Vapaa Sana
- Type: Weekly newspaper 1931-2012 Merged with Canadan Sanomat to form Kanadan Sanomat
- Format: Tabloid
- Owner(s): Vapaa Sana Press Ltd
- Founded: 1931
- Headquarters: Toronto, Ontario
- Price: $2.00 CAD single issue
- Website: www.vapaasana.com

= Vapaa Sana =

Vapaa Sana was a Finnish-Canadian weekly newspaper located in Toronto, Ontario. Vapaa Sana was founded in 1931 and when closing in 2012 it was one of the oldest surviving newspapers that early Finnish immigrants founded in North America. By 1934 it had over 4000 subscribers and was the largest Finnish newspaper in North America.

Articles in Vapaa Sana were in the Finnish language, although a special English section called Finnish Canadian Reporter was published in most editions from 2006 until 2012.

The owner Vapaa Sana Press Ltd was also the publisher of the Canadan Sanomat newspaper in Thunder Bay. The company had purchased its Thunder Bay based competitor in 2004. The two papers continued parallel publishing until June 2012. From July 2012, the company merged the two papers into a weekly paper named Kanadan Sanomat. The last issue of Vapaa Sana was published on June 19, 2012.

In the 1930s, Vapaa Sana was a left-wing newspaper although more moderate than the then leading Finnish language newspaper in Canada Vapaus. The launch of Vapaa Sana was caused by the internal disagreements in the Finnish Organization of Canada, the publisher of Vapaus. After the war, Vapaa Sana became increasingly conservative in its coverage and attitudes. It was not until 2006 when the Finnish Organization of Canada was again included in the paper's list of Finnish activities in Canada.

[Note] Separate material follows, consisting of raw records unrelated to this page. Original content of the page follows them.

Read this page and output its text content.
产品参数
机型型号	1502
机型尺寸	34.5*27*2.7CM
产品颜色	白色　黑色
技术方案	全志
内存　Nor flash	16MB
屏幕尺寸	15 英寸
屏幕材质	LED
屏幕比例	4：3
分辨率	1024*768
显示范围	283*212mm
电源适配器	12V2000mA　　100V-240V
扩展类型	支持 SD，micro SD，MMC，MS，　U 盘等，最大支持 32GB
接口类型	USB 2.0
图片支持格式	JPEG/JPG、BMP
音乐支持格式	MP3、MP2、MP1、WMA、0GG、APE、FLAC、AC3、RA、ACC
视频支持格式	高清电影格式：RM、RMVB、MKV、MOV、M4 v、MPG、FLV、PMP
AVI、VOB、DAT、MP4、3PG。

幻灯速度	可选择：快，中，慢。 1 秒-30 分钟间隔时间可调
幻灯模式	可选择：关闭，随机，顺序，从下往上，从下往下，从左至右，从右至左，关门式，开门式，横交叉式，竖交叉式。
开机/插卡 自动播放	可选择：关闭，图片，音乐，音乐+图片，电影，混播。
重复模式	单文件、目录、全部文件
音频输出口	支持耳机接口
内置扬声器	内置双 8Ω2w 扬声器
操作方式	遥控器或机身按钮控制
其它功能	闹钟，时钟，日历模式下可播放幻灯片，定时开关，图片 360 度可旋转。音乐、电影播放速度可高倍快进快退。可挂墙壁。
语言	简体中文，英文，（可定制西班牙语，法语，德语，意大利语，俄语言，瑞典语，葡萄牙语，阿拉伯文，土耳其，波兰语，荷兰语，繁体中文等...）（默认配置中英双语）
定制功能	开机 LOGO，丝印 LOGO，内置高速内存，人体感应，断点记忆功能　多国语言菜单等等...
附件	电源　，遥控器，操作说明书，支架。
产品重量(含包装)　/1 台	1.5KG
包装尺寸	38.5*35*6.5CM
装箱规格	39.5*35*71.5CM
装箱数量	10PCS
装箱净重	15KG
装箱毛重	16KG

After the closing of Vapaus in 1990 the main competitor of Vapaa Sana was the Thunder Bay-based Finnish newspaper.

==Kanadan Sanomat==

In April 2012, the owners Vapaa Sana Press Ltd. announced that their two newspapers, Vapaa Sana published in Toronto, and Canadan Sanomat published in Thunder Bay, would merge late during 2012. The new newspaper would be named Kanadan Sanomat, with the country spelled with a "K", as customary in the Finnish language.